Perspective starts from one viewpoint and never gets away from it. But the viewpoint is quite unimportant. It is though someone were to draw profiles all his life, leading people to think that a man has only one eye.
I wanted to create a kind of substance by means of brush-work. But that is the kind of discovery which one makes gradually... Thus it was that I subsequently began to introduce sand, sawdust and metal filings into my pictures.
Critics should help people see for themselves; they should never try to define things, or impose their own explanations, though I admit that if... a critic's explanations serve to increase the general obscurity, that's all to the good.
Take the birds which you'll have noticed in so many of my recent paintings. I never thought them up, they just materialized of their own accord; they were born on the canvas... it is absurd to read any sort of symbolic significance into them.
I thought that from the moment someone else could do the same as myself, there was no difference between the pictures and they should not be signed. Afterwards I realized it was not so and began to sign my pictures again. Picasso had begun again anyhow.
I find that it is important to work slowly. Anyone who looks at such a canvas will follow the same path the artist took, and he will experience that it is the path which counts more than the outcome of it, and that the route taken has been the most interesting part.
What greatly attracted me - and it was the main line of advance of Cubism - was how to give material expression to this new space of which I had an inkling. So I began to paint chiefly still lifes, because in nature there is a tactile, I would almost say a manual space... that was the earliest Cubist painting - the quest for space.
I have made a great discovery. I no longer believe in anything. Objects don't exist for me except in so far as a rapport exists between them and myself. When one attains this harmony, one reaches a sort of intellectual non-existence, what I can only describe as a sense of peace, which makes everything possible and right. Life then becomes a perpetual revelation. That is true poetry.

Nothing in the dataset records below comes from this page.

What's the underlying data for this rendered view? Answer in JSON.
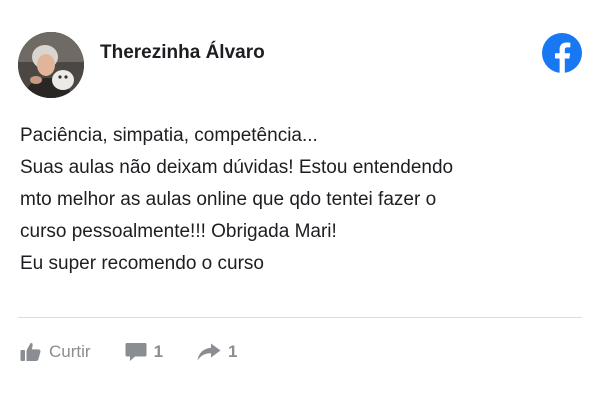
{
  "post": {
    "author": "Therezinha Álvaro",
    "review_lines": [
      "Paciência, simpatia, competência...",
      "Suas aulas não deixam dúvidas! Estou entendendo",
      "mto melhor as aulas online que qdo tentei fazer o",
      "curso pessoalmente!!! Obrigada Mari!",
      "Eu super recomendo o curso"
    ]
  },
  "actions": {
    "like_label": "Curtir",
    "comments_count": "1",
    "shares_count": "1"
  },
  "icons": {
    "brand": "facebook-icon",
    "like": "thumbs-up-icon",
    "comment": "comment-icon",
    "share": "share-arrow-icon"
  },
  "colors": {
    "facebook_blue": "#1877f2",
    "text": "#1c1e21",
    "muted_gray": "#8a8d91",
    "divider": "#dadde1"
  }
}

The whole Renaissance tradition is antipethic to me. The hard-and-fast rules of perspective which it succeeded in imposing on art were a ghastly mistake which it has taken four centuries to redress; Cezanne and after him Picasso and myself can take a lot of credit for this. Scientific perspective forces the objects in a picture to disappear away from the beholder instead of bringing them within his reach as painting should.

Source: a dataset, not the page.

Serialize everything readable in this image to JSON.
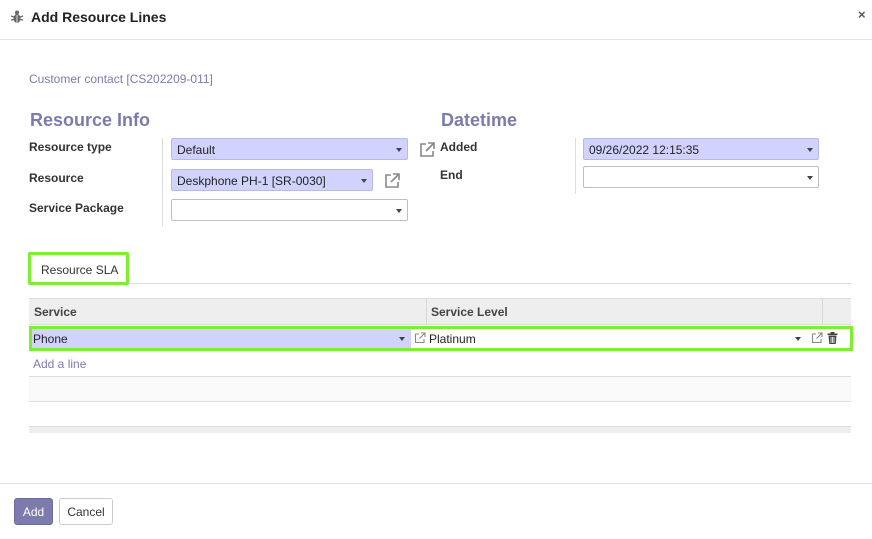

I couldn't portray a women in all her natural loveliness.. I haven't the skill. No one has. I must, therefore, create a new sort of beauty, the beauty that appears to me in terms of volume of line, of mass, of weight, and through that beauty interpret my subjective impression. Nature is mere a pretext for decorative composition, plus sentiment. It suggests emotion, and I translate that emotion into art. I want to express the absolute, not merely the factitious woman.